[東京 5日 ロイター] – コンビニエンスストア最大手・セブン─イレブン・ジャパン(東京都千代田区)が揺れている。人手不足を理由に24時間営業の見直しを求めたフランチャイズ加盟店の反乱が社長交代にまで発展した。この交代はAI(人工知能)を駆使した省力化システムの導入競争へと向かうきっかけとなるのか。
永松文彦次期社長は、「登板」直後から真価を問われそうだ。
<既存店支援強化>
「19年度は出店を850店。前年より500店以上抑制する」──。セブン─イレブンの親会社セブン&アイ・ホールディングスの井阪隆一社長は4日の会見でこう述べ、今年度は出店を抑制し、既存店投資を強化する方針を示した。
セブン─イレブンの過去3年間の出店は、16年度が1682店、17年度が1554店、18年度が1389店。これを見ると、今年度計画の850店がいかに異例な数字であるかがわかる。同社はこれまで年間総投資額の6割を出店に充ててきたが、今後は既存店投資に重点を置き、今年度は6割強を既存店投資に振り向ける方針だ。
同社が既存店支援を強化する背景には、加盟店オーナーの不満をかわす狙いもある。人手不足や人件費の上昇でオーナーは悲鳴を上げており、それが時短要求になって表れた。
加盟店は、売上高から商品の仕入原価を差し引いた粗利益の一定割合(チャージ)を本部に支払う契約となっている。加盟店は残った利益から人件費をねん出しなければならないため、人件費の上昇は店舗の収益悪化に直結する。
これに対して、本部は人件費上昇のダメージを受けないことから、オーナーの中には「共存共栄とは名ばかり」と不満がくすぶっている。
井阪社長は「チャージの減額は考えていない」としながらも、既存店支援を強化することで「加盟店も成長の糧を感じてもらえる出店政策をしていく」と語った。
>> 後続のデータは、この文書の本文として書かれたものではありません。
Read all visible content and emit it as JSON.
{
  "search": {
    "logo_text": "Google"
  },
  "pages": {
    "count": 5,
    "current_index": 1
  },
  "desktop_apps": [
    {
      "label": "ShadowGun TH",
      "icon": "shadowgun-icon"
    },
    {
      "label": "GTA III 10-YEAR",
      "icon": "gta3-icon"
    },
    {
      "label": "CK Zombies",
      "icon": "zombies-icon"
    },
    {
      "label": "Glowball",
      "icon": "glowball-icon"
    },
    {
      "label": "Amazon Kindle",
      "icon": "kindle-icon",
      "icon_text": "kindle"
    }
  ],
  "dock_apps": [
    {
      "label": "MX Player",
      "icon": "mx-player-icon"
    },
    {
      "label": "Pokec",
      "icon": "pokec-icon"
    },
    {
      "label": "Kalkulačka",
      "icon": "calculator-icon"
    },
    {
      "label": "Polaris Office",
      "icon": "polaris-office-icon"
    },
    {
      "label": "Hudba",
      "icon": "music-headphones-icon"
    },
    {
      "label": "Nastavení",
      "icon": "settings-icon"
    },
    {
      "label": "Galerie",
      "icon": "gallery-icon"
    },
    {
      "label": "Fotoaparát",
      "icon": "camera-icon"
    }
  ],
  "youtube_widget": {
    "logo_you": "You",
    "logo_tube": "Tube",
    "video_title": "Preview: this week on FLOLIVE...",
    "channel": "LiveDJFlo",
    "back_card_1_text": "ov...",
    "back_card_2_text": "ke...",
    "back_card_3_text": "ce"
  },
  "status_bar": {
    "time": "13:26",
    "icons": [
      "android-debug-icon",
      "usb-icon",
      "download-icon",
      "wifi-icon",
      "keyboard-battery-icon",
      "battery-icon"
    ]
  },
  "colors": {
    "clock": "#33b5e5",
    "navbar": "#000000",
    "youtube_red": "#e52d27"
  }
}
今年は「意志のある踊り場にしたい」という。
<一律廃止には慎重>
井阪社長は、見直しを求める声が挙がっている24時間営業について「立地、個店の状況に応じて柔軟かつきめ細やかに対応をしていく」と語った。
これまでの24時間営業を前提とした契約から、一歩踏み出した格好だ。ただ「24時間営業はセブン─イレブンのビジネスモデルの根幹をなしてきた」とも指摘。「何の検証もせずに拙速にこれを変えることは、加盟店の生活基盤を脅かす懸念に加え、顧客や取引先との信頼関係やブランドを毀損するリスクもある」と述べ、一律に取り止めることには慎重姿勢を示した。
この背景には、24時間営業を前提にサプライチェーンが組まれているという事情もある。
会見に同席したセブン─イレブン・ジャパンの永松文彦次期社長は「深夜の売上がない店は、状況に応じて対応する」と柔軟姿勢を示す一方で「深夜に顧客が来るような店は、24時間やらないという選択肢はやはりない」と強調した。
現在、全加盟店の0.5%に当たる96店のオーナーから時短営業の申し出があり、今後は時短営業の実験結果などを踏まえながら、オーナーと話し合いをしていく。
<カギ握るAI店舗化>
世耕弘成経済産業相はきょう、セブン─イレブン、ファミリーマート、ローソン、ミニストップなどコンビニ大手トップとの意見交換会を開催し、各社に加盟店との共存共栄に向けた「行動計画」を策定するよう要請する予定だ。
国が乗り出す事態にまで発展した今、コンビニ各社はもはやゼロ回答が許されない状況にある。
コンビニ各社は目先の人手不足に対応しながら、長い目で見た構造改革にも取り組まなければならない。そのカギを握るのが店舗のAI(人工知能)化だ。
ファミリーマートとパナソニックは2日、すべてのモノがインターネットにつながるIoT(インターネット・オブ・シングス)を活用した次世代型店舗を報道陣に公開した。画像分析や顔認証決済などの技術を活用することで、店舗の省力化やローコスト運営を目指す。
一方、昨年、小売業として初めて家電・IT(情報技術)の展示会「CEATEC(シーテック)ジャパン」に「未来型コンビニ」を出展したローソンは、専用アプリやセルフレジなどを活用して深夜時間帯を無人営業にする実験を今年7月から始める。
こうした動きに比べると、セブン─イレブンの取り組みは見劣りする感が否めない。店舗のAI化は人手不足を乗り切る切り札となる。同社も「今年度中にはセルフレジを全店に導入する計画を進めている」(永松次期社長)としているが、メーカーとの連携も含めて、開発をさらに加速させる必要がある。